Xilinx / xup_vitis_network_example

VNx: Vitis Network Examples
Other
137 stars 43 forks source link

VNx basic: number of sockets in hardware = 0 #73

Closed trashcrash closed 2 years ago

trashcrash commented 2 years ago

Run Time Issues

The system environment is at the bottom.

Problem Description:

I have 2 alveo U280 cards on a same host, directly connected. Built the design using make all DEVICE=xilinx_u280_xdma_201920_3 INTERFACE=3 DESIGN=basic I was not using dask and here's what I was trying to run:

for i in range(len(pynq.Device.devices)):
    print("{}) {}".format(i, pynq.Device.devices[i].name))

xclbin = '../basic.intf3.xilinx_u280_xdma_201920_3/vnx_basic_if3.xclbin'
ol_w0 = pynq.Overlay(xclbin,device=pynq.Device.devices[0])
ol_w1 = pynq.Overlay(xclbin,device=pynq.Device.devices[1])

print("Link worker 0 {}; link worker 1 {}".format(ol_w0.cmac_1.link_status(),ol_w1.cmac_1.link_status()))
print(ol_w1.networklayer_1.set_ip_address('192.168.0.10', debug=True))

ol_w1.networklayer_1.sockets[7] = ('192.168.0.5', 62177, 60512, True)

So far so good, and the outputs are:

0) xilinx_u280_xdma_201920_3
1) xilinx_u280_xdma_201920_3
Link worker 0 {'cmac_link': True}; link worker 1 {'cmac_link': True}
{'HWaddr': '00:0a:35:02:9d:0a', 'inet addr': '192.168.0.10', 'gateway addr': '192.168.0.1', 'Mask': '255.255.255.0'}

Then I run ol_w1.networklayer_1.populate_socket_table() and there's error: Exception: Socket list length (16) is bigger than the number of sockets in hardware (0) I then checked vnx_utils.py and found these lines:

numSocketsHW = int(self.register_map.udp_number_sockets)

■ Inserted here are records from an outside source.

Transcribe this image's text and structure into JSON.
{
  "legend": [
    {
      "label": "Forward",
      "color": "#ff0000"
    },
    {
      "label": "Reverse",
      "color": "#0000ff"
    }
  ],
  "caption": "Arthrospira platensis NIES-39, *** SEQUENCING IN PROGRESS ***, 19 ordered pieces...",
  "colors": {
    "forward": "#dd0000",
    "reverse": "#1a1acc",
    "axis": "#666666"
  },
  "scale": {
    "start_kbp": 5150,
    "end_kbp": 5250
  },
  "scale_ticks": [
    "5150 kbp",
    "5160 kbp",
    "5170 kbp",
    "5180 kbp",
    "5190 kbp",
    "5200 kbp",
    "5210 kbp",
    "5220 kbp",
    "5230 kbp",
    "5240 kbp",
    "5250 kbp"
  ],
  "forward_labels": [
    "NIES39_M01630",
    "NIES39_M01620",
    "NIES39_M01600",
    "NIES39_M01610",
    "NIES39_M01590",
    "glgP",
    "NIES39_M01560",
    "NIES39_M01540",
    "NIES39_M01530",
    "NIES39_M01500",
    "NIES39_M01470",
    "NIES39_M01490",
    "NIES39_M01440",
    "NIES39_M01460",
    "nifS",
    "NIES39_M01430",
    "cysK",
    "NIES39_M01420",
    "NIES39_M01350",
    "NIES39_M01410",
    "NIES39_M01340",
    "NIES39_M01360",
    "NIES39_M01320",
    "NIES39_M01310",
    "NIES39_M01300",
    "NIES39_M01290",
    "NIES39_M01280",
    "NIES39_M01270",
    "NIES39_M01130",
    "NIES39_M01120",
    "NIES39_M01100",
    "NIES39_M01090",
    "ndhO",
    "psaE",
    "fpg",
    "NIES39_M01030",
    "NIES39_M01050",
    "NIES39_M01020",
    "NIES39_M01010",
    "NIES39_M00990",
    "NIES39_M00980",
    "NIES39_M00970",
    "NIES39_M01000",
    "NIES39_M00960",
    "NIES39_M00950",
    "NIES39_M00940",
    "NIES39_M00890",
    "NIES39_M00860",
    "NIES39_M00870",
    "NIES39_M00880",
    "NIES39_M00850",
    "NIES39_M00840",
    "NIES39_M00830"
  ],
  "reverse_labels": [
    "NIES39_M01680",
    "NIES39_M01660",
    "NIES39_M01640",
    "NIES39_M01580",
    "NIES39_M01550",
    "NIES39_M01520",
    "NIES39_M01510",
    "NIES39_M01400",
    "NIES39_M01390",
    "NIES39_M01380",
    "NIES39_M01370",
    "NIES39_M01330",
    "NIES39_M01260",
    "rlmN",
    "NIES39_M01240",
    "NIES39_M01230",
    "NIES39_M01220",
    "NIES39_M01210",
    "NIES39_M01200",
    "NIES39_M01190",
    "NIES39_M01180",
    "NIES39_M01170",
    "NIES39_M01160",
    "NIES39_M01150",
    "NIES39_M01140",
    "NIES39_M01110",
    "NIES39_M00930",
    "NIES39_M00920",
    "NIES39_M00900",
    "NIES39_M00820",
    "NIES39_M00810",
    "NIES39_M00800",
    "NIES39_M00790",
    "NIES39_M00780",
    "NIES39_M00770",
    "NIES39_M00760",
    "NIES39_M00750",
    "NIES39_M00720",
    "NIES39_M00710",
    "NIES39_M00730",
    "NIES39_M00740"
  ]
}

if numSocketsHW < len(self.sockets):
    raise Exception(
        "Socket list length ({}) is bigger than the \
        number of sockets in hardware ({})".format(
            len(self.sockets), numSocketsHW
        )
    )

It turns out self.register_map.udp_number_sockets is 0 at address 2576. This results in the exception above. I then printed out the values from address 2000 to 3000 before populate_socket_table() with:

for i in range(2000, 3000, 4):
    print(i, ol_w1.networklayer_1.read(ol_w1.networklayer_1.register_map.udp_number_sockets.address+i))

And the output shows only address 2048 and 2052 have nonzero values as 16 and 1. I also printed out all the addresses of the attributes (e.g., eth_in_cycles, app_out_bytes) of ol_w1.networklayer_1.register_map and didn't see 2048 and 2052 among the addresses in use. Could address 2048 by any chance be the actual "number of sockets in hardware" as it matches the socket list length (16)?


  1. OS version LSB Version: :core-4.1-amd64:core-4.1-noarch:cxx-4.1-amd64:cxx-4.1-noarch:desktop-4.1-amd64:desktop-4.1-noarch:languages-4.1-amd64:languages-4.1-noarch:printing-4.1-amd64:printing-4.1-noarch Distributor ID: CentOS Description: CentOS Linux release 7.9.2009 (Core) Release: 7.9.2009 Codename: Core

  2. XRT version XRT Build Version: 2.6.655 Build Version Branch: 2020.1

  3. pynq version PYNQ version 2.7.0

mariodruiz commented 2 years ago

Hi @trashcrash,

Did you generate the xclbin in the past 10 days or so? If so, can you please:

  1. Pull the latest changes
  2. Run make distclean in the root directory
  3. Build again

Alternatively, you can get a fresh copy of the repository.

There was a bug in the offset addresses of the network layer that should be solved https://github.com/Xilinx/xup_vitis_network_example/commit/64ff9f99e38dbf9854faebd0f56b06f88b59b62e and https://github.com/Xilinx/xup_vitis_network_example/commit/3cfec6846e724b21976bb3a5c87d53dec282dad7

trashcrash commented 2 years ago

Thanks for your reply, I git cloned this repo on June 7th, I'll try pulling the latest version and try it out

trashcrash commented 2 years ago

With the newest version (06/13/2022) compiled, this problem is no more. I printed out the register map print(ol_w1.networklayer_1.register_map) and now it shows udp_number_sockets = Register(value=16), where the value=16 used to be value=0.